In my maternal grandmother’s village in Adana, Turkey, the term ‘girl’ was kneaded and compressed like dough. Its weight made my great grandmother tighten her grip on my grandmother’s world, her fear wedging between them. It was the fifties and neighbours weaved in and out of each other’s yards and lives, their mud-cement homes conjoined like a family. “Ayıp!” neighbours would say if a girl ventured too far from home. “A young girl has no business on the streets!” Ayıp was shame, and fear of the word hardened my great grandmother, a woman who walked home from the cotton field when her contractions started, to give birth alone on her lounge room floor.

My great grandmother’s fears knotted my grandmother’s tongue, made her curl inward. She left school after completing grade three to the dismay of her illiterate mother who wanted her to study. “Why study, Sevim? Go learn to sew, it’s better for a girl!” neighbours said. A girl’s hands were for stitching, not reading and their collective voice was enough to steer my quiet grandmother away from the classroom and into a sewing course. By eighteen, my grandmother was a seamstress and a wife and she set up a small business in her marital home where she made her five daughters sleeveless dresses that defied the modest dress code.

As a girl, Mum dreamed of wearing pretty frilly dresses that the actresses wore in the movies. She grew up in the seventies when Turkey’s Yesilçam “Green Pine” film industry flooded cinemas with hundreds of movies a year. It gathered the masses to the big screen like a seductive lover. The doe-eyed heroines mesmerised with sultry lips, while tall, dark and handsome men protected, fought and conquered. Yesilçam was a patriarch with firm ideas on a woman’s role in society. Women were sisters, wives, mothers, aunts, and grandmothers. Men were husbands, breadwinners, brothers and fathers who protected a woman’s honour and virginity. If women were rich, money was an invincible guard. It quashed the poor, broke poverty’s bony fingers, taught the public life lessons while cementing their place in society. Mum watched these movies at a local open-air cinema sipping lemon gazoz with her siblings. They sat on wooden chairs as the stars on the big screen fell in love and lit up Mum’s romantic dreams. She was seduced by the romance; humoured by the goofy comedies and angered by the injustices when star-crossed lovers were separated by strict fathers or evil uncles.

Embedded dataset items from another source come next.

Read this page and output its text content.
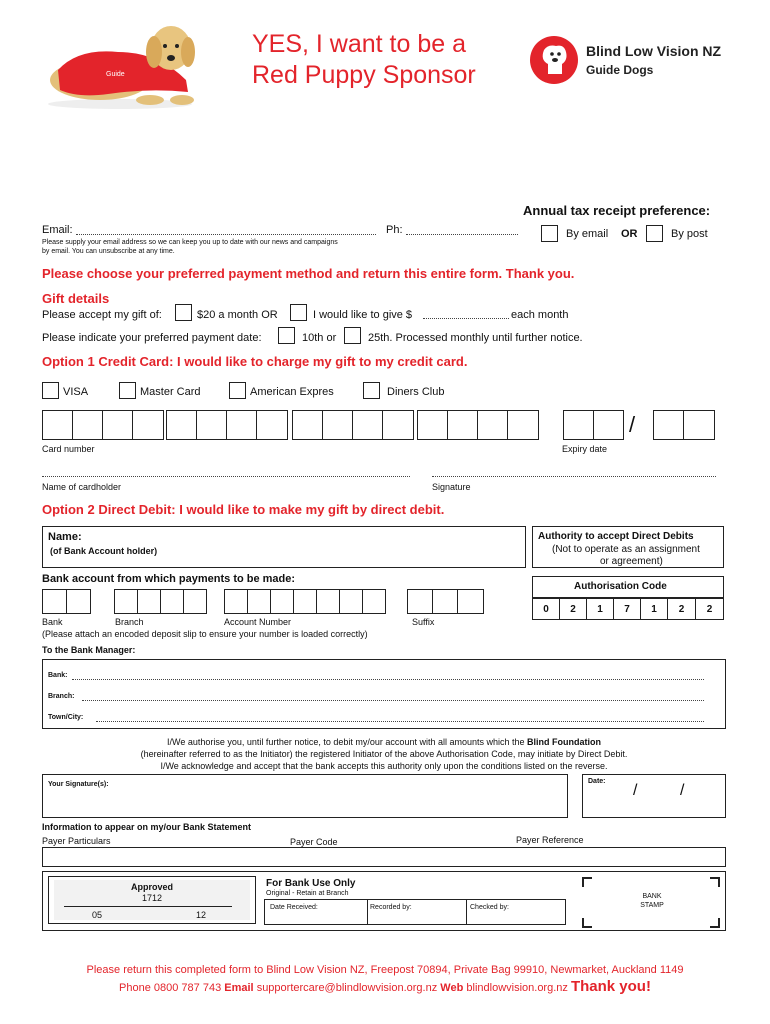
Guide
YES, I want to be a
Red Puppy Sponsor
Blind Low Vision NZ
Guide Dogs
Annual tax receipt preference:
Email:	Ph:
Please supply your email address so we can keep you up to date with our news and campaigns
by email. You can unsubscribe at any time.
By email OR	By post
Please choose your preferred payment method and return this entire form. Thank you.
Gift details
Please accept my gift of:	$20 a month OR	I would like to give $	each month
Please indicate your preferred payment date:	10th or	25th. Processed monthly until further notice.
Option 1 Credit Card: I would like to charge my gift to my credit card.
VISA	Master Card	American Expres	Diners Club
/
Card number	Expiry date
Name of cardholder	Signature
Option 2 Direct Debit: I would like to make my gift by direct debit.
Name:
(of Bank Account holder)
Authority to accept Direct Debits
(Not to operate as an assignment
or agreement)
Bank account from which payments to be made:
Authorisation Code
0	2	1	7	1	2	2
Bank	Branch	Account Number	Suffix
(Please attach an encoded deposit slip to ensure your number is loaded correctly)
To the Bank Manager:
Bank:
Branch:
Town/City:
I/We authorise you, until further notice, to debit my/our account with all amounts which the Blind Foundation
(hereinafter referred to as the Initiator) the registered Initiator of the above Authorisation Code, may initiate by Direct Debit.
I/We acknowledge and accept that the bank accepts this authority only upon the conditions listed on the reverse.
Your Signature(s):	Date:
/	/
Information to appear on my/our Bank Statement
Payer Particulars	Payer Code	Payer Reference
Approved
1712
05	12
For Bank Use Only
Original - Retain at Branch
Date Received:	Recorded by:	Checked by:
BANK
STAMP
Please return this completed form to Blind Low Vision NZ, Freepost 70894, Private Bag 99910, Newmarket, Auckland 1149
Phone 0800 787 743 Email supportercare@blindlowvision.org.nz Web blindlowvision.org.nz Thank you!
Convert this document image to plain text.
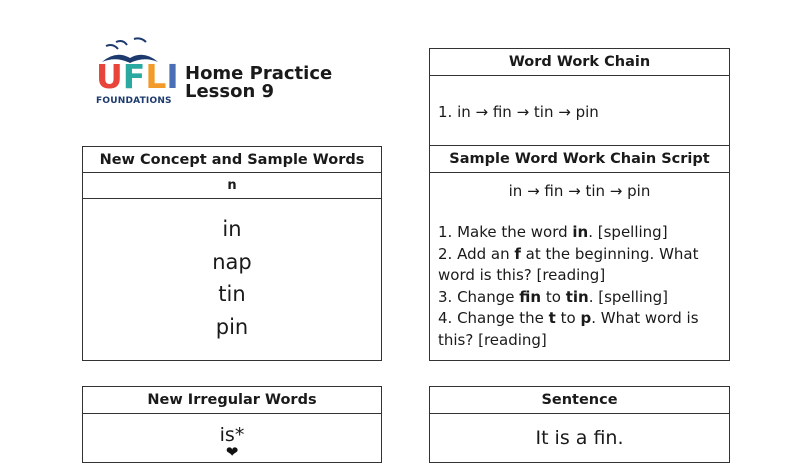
U F L I
FOUNDATIONS
Home Practice
Lesson 9
New Concept and Sample Words
n
in
nap
tin
pin
New Irregular Words
is*
❤
Word Work Chain
1. in → fin → tin → pin
Sample Word Work Chain Script
in → fin → tin → pin
1. Make the word in. [spelling]
2. Add an f at the beginning. What word is this? [reading]
3. Change fin to tin. [spelling]
4. Change the t to p. What word is this? [reading]
Sentence
It is a fin.
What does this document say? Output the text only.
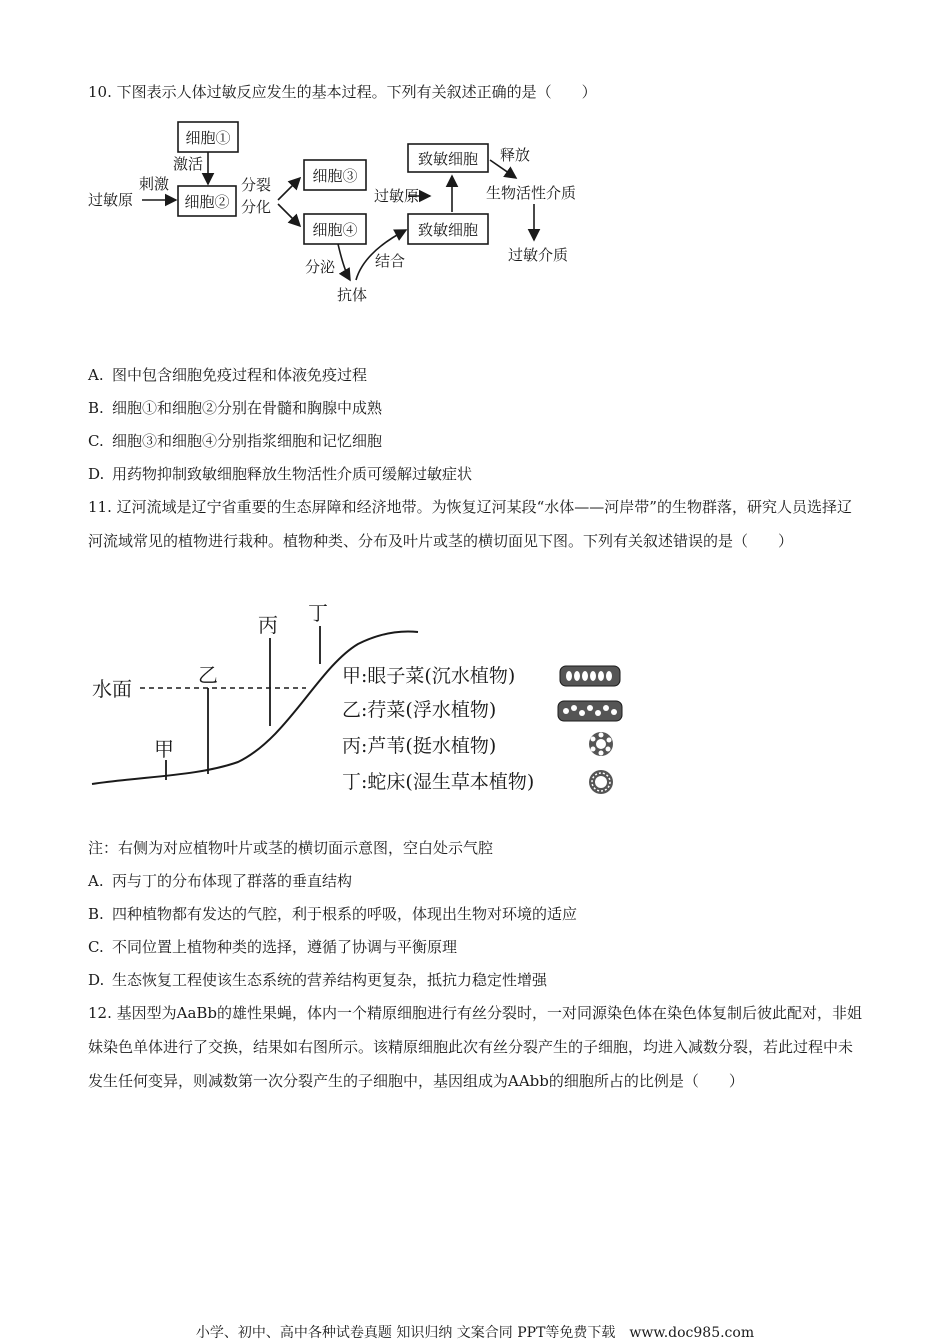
10. 下图表示人体过敏反应发生的基本过程。下列有关叙述正确的是（　　）
细胞①
激活
过敏原
刺激
细胞②
分裂
分化
细胞③
细胞④
分泌
抗体
结合
过敏原
致敏细胞
致敏细胞 释放
生物活性介质
过敏介质
A. 图中包含细胞免疫过程和体液免疫过程
B. 细胞①和细胞②分别在骨髓和胸腺中成熟
C. 细胞③和细胞④分别指浆细胞和记忆细胞
D. 用药物抑制致敏细胞释放生物活性介质可缓解过敏症状
11. 辽河流域是辽宁省重要的生态屏障和经济地带。为恢复辽河某段“水体——河岸带”的生物群落，研究人员选择辽河流域常见的植物进行栽种。植物种类、分布及叶片或茎的横切面见下图。下列有关叙述错误的是（　　）
水面
甲
乙
丙 丁
甲:眼子菜(沉水植物)
乙:荇菜(浮水植物)
丙:芦苇(挺水植物)
丁:蛇床(湿生草本植物)
注：右侧为对应植物叶片或茎的横切面示意图，空白处示气腔
A. 丙与丁的分布体现了群落的垂直结构
B. 四种植物都有发达的气腔，利于根系的呼吸，体现出生物对环境的适应
C. 不同位置上植物种类的选择，遵循了协调与平衡原理
D. 生态恢复工程使该生态系统的营养结构更复杂，抵抗力稳定性增强
12. 基因型为AaBb的雄性果蝇，体内一个精原细胞进行有丝分裂时，一对同源染色体在染色体复制后彼此配对，非姐妹染色单体进行了交换，结果如右图所示。该精原细胞此次有丝分裂产生的子细胞，均进入减数分裂，若此过程中未发生任何变异，则减数第一次分裂产生的子细胞中，基因组成为AAbb的细胞所占的比例是（　　）
小学、初中、高中各种试卷真题 知识归纳 文案合同 PPT等免费下载　www.doc985.com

When Mum migrated to Australia, she hired Yesilçam movies from Turkish video shops in Melbourne’s north. Yesilçam was familiarity in a foreign world and thick, black videotapes piled on top of each other in our Footscray lounge room. It was in this room that Yesilçam showed me where I’d come from. My roots were dusty and poor, macho and romantic. The men were strong; they were leaders, they saved and married women and conquered evil. Women were good or bad. The good woman cooked, loved, nurtured, mothered within the sanctity of marriage. The bad woman had sex out of wedlock and tarnished her name and honour. The movies lectured like a wise aunty. ‘Hee! See the girl who ran away with that boy? Tsk! She brings her family great shame! No one will want to marry her when they get caught!’ These warnings registered early on and I learned that ayıp was a word reserved for girls, a word that lowered a father’s head and laid the blame on the mother. Fear of the word shadowed me as a teenager in the nineties where gossip could spread like wildfire in our predominantly Turkish neighbourhood.

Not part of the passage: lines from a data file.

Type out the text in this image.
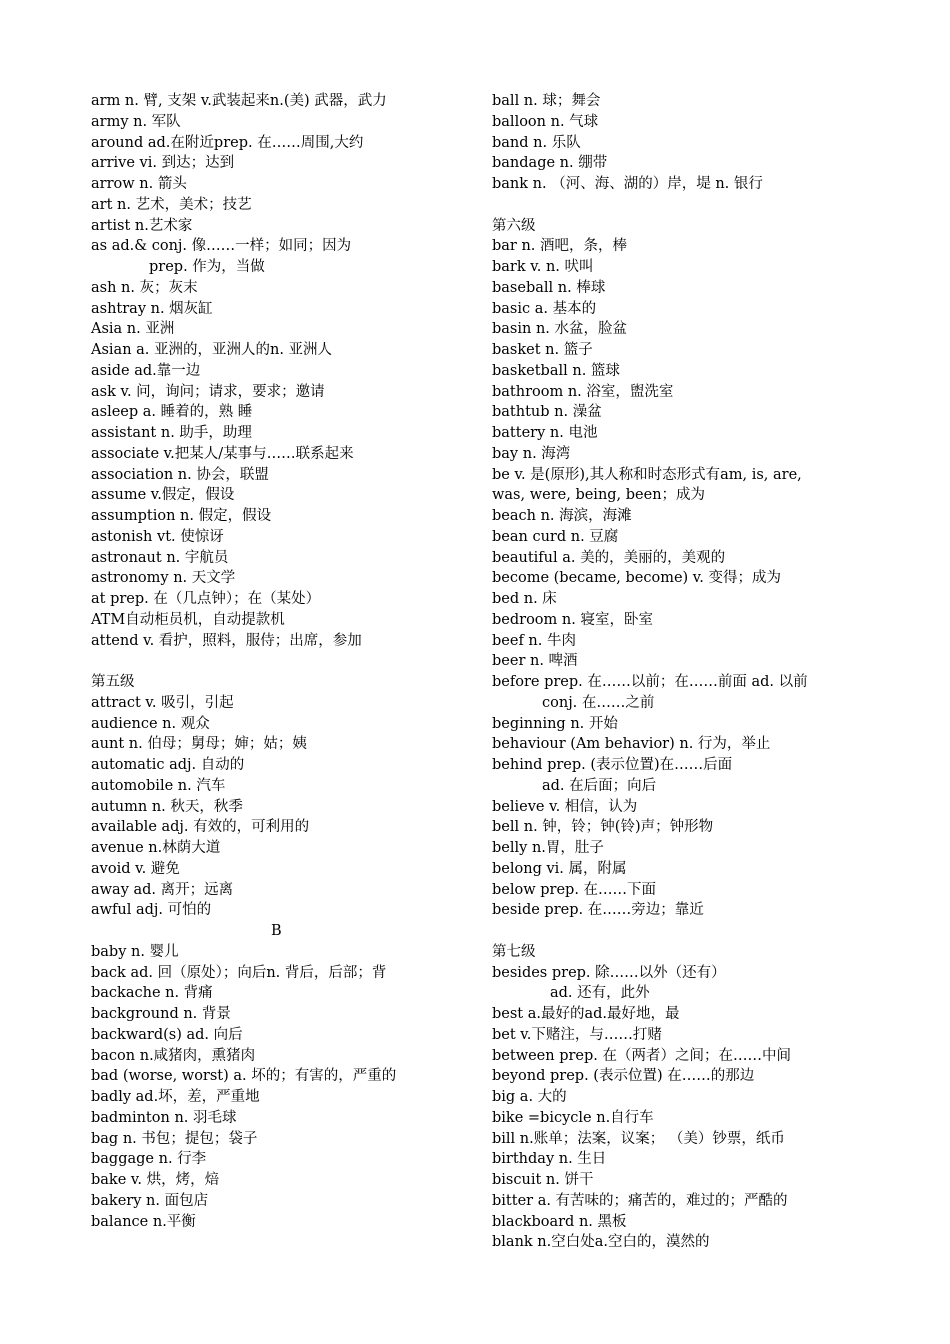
arm n. 臂, 支架 v.武装起来n.(美) 武器，武力
army n. 军队
around ad.在附近prep. 在……周围,大约
arrive vi. 到达；达到
arrow n. 箭头
art n. 艺术，美术；技艺
artist n.艺术家
as ad.& conj. 像……一样；如同；因为
prep. 作为，当做
ash n. 灰；灰末
ashtray n. 烟灰缸
Asia n. 亚洲
Asian a. 亚洲的，亚洲人的n. 亚洲人
aside ad.靠一边
ask v. 问，询问；请求，要求；邀请
asleep a. 睡着的，熟 睡
assistant n. 助手，助理
associate v.把某人/某事与……联系起来
association n. 协会，联盟
assume v.假定，假设
assumption n. 假定，假设
astonish vt. 使惊讶
astronaut n. 宇航员
astronomy n. 天文学
at prep. 在（几点钟）；在（某处）
ATM自动柜员机，自动提款机
attend v. 看护，照料，服侍；出席，参加
第五级
attract v. 吸引，引起
audience n. 观众
aunt n. 伯母；舅母；婶；姑；姨
automatic adj. 自动的
automobile n. 汽车
autumn n. 秋天，秋季
available adj. 有效的，可利用的
avenue n.林荫大道
avoid v. 避免
away ad. 离开；远离
awful adj. 可怕的
B
baby n. 婴儿
back ad. 回（原处）；向后n. 背后，后部；背
backache n. 背痛
background n. 背景
backward(s) ad. 向后
bacon n.咸猪肉，熏猪肉
bad (worse, worst) a. 坏的；有害的，严重的
badly ad.坏，差，严重地
badminton n. 羽毛球
bag n. 书包；提包；袋子
baggage n. 行李
bake v. 烘，烤，焙
bakery n. 面包店
balance n.平衡
ball n. 球；舞会
balloon n. 气球
band n. 乐队
bandage n. 绷带
bank n. （河、海、湖的）岸，堤 n. 银行
第六级
bar n. 酒吧，条，棒
bark v. n. 吠叫
baseball n. 棒球
basic a. 基本的
basin n. 水盆，脸盆
basket n. 篮子
basketball n. 篮球
bathroom n. 浴室，盥洗室
bathtub n. 澡盆
battery n. 电池
bay n. 海湾
be v. 是(原形),其人称和时态形式有am, is, are,
was, were, being, been；成为
beach n. 海滨，海滩
bean curd n. 豆腐
beautiful a. 美的，美丽的，美观的
become (became, become) v. 变得；成为
bed n. 床
bedroom n. 寝室，卧室
beef n. 牛肉
beer n. 啤酒
before prep. 在……以前；在……前面 ad. 以前
conj. 在……之前
beginning n. 开始
behaviour (Am behavior) n. 行为，举止
behind prep. (表示位置)在……后面
ad. 在后面；向后
believe v. 相信，认为
bell n. 钟，铃；钟(铃)声；钟形物
belly n.胃，肚子
belong vi. 属，附属
below prep. 在……下面
beside prep. 在……旁边；靠近
第七级
besides prep. 除……以外（还有）
ad. 还有，此外
best a.最好的ad.最好地，最
bet v.下赌注，与……打赌
between prep. 在（两者）之间；在……中间
beyond prep. (表示位置) 在……的那边
big a. 大的
bike =bicycle n.自行车
bill n.账单；法案，议案； （美）钞票，纸币
birthday n. 生日
biscuit n. 饼干
bitter a. 有苦味的；痛苦的，难过的；严酷的
blackboard n. 黑板
blank n.空白处a.空白的，漠然的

“Don’t worry about what people say or think,” Mum said often. “Shame is on those who talk! Good or bad is not about what you wear, who you talk to. It’s what you say and how you act.” Mum, a primary school graduate, was educated by novelists and their stories taught her about humanity and new ways of seeing. Her strong voice buffered me and my sisters from the judgements of the outside world. “Trust yourself,” she told me, “like I trust you.”

With Mum’s conviction, shame lost its potency. Shame became a reaction to my team’s loss at the football. Shame was a theme in Yesilçam movies that no longer mirrored a changing culture and society. Honour and virtue were not scripted values, they were mine to define.